Member of Parliament, Lok Sabha
- Incumbent
- Assumed office 4 June 2024
- Preceded by: Narendra Kumar
- Constituency: Jhunjhunu

State Minister of Government of Rajasthan
- In office November 2011 – December 2013
- In office December 2009 – November 2011

State Minister Of Transport & Road Safety (IC) Government of Rajasthan
- In office November 2021 – 3 December 2023
- Preceded by: Pratap Singh Khachariawas
- Succeeded by: Prem Chand Bairwa

Member of Rajasthan Legislative Assembly
- In office 2008 – June 2024
- Preceded by: Sumitra Singh
- Succeeded by: Rajendra Bhamboo
- Constituency: Jhunjhunu

Personal details
- Born: 1 July 1953 (age 72) Aradavata, Jhunjhunu
- Party: Indian National Congress
- Parent: Sis Ram Ola (father)
- Education: M.A L.L.B
- Occupation: Politician

= Brijendra Singh Ola =

Indian politician (born 1953)

Brijendra Singh Ola (born 1 July 1953; /hi/) is a senior leader from Jhunjhunu district in Rajasthan. He is serving as Member of Parliament, Lok Sabha for Jhunjhunu since 2024. He is elected as the member of Rajasthan Legislative Assembly from 2008 till 2024. He is former State Minister of Transport and Road Safety in the Government of Rajasthan. He is a fourth term former member of the Rajasthan Legislative Assembly from the Jhunjhunu Assembly constituency. He is a member of Indian National Congress.
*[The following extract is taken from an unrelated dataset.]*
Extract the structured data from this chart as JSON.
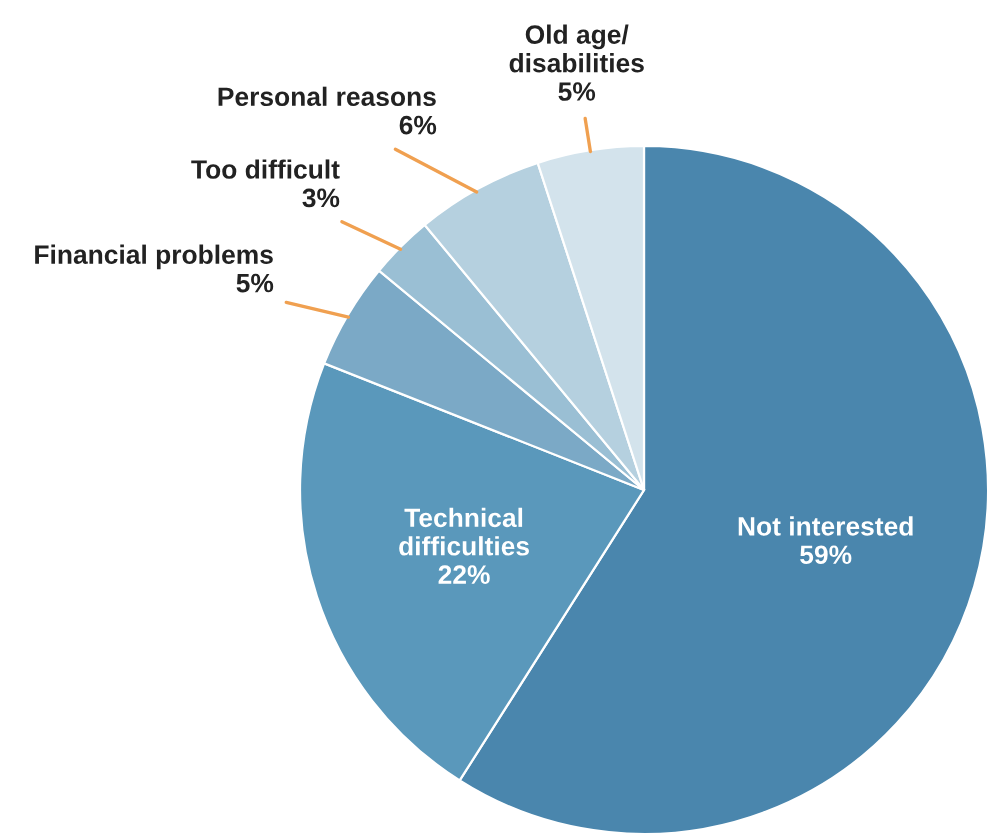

== Early life and education ==
Ola was born on 1 July 1953 to Jat leader Sis Ram Ola in Aradavata village in Chirawa tehsil of Jhunjhunu district. His educational qualifications are M.A. in political science from University of Rajasthan in 1974 and then he did Bachelor of laws from University of Rajasthan in 1983.

== Political career ==
Ola began his political career as a member of the Indian National Congress, influenced by his father, the late Sis Ram Ola, a former Union Minister.

=== Rajasthan Legislative Assembly ===
He has been elected as a member of the Rajasthan Legislative Assembly from the Jhunjhunu constituency for consecutive four terms. His tenure in the assembly began in 2008, and he has since been re-elected in 2013, 2018 and 2023.

=== State Minister ===
Ola has served as the State Minister of Transport & Road Safety (Independent Charge) in the Government of Rajasthan. His term in this office started in November 2021 and ended on 3 December 2023.

=== Lok Sabha ===
In 2024 Lok Sabha elections Ola won the Jhunjhunu seat by defeating BJP's Shubkaran Chaudhary with a margin of 18235 votes.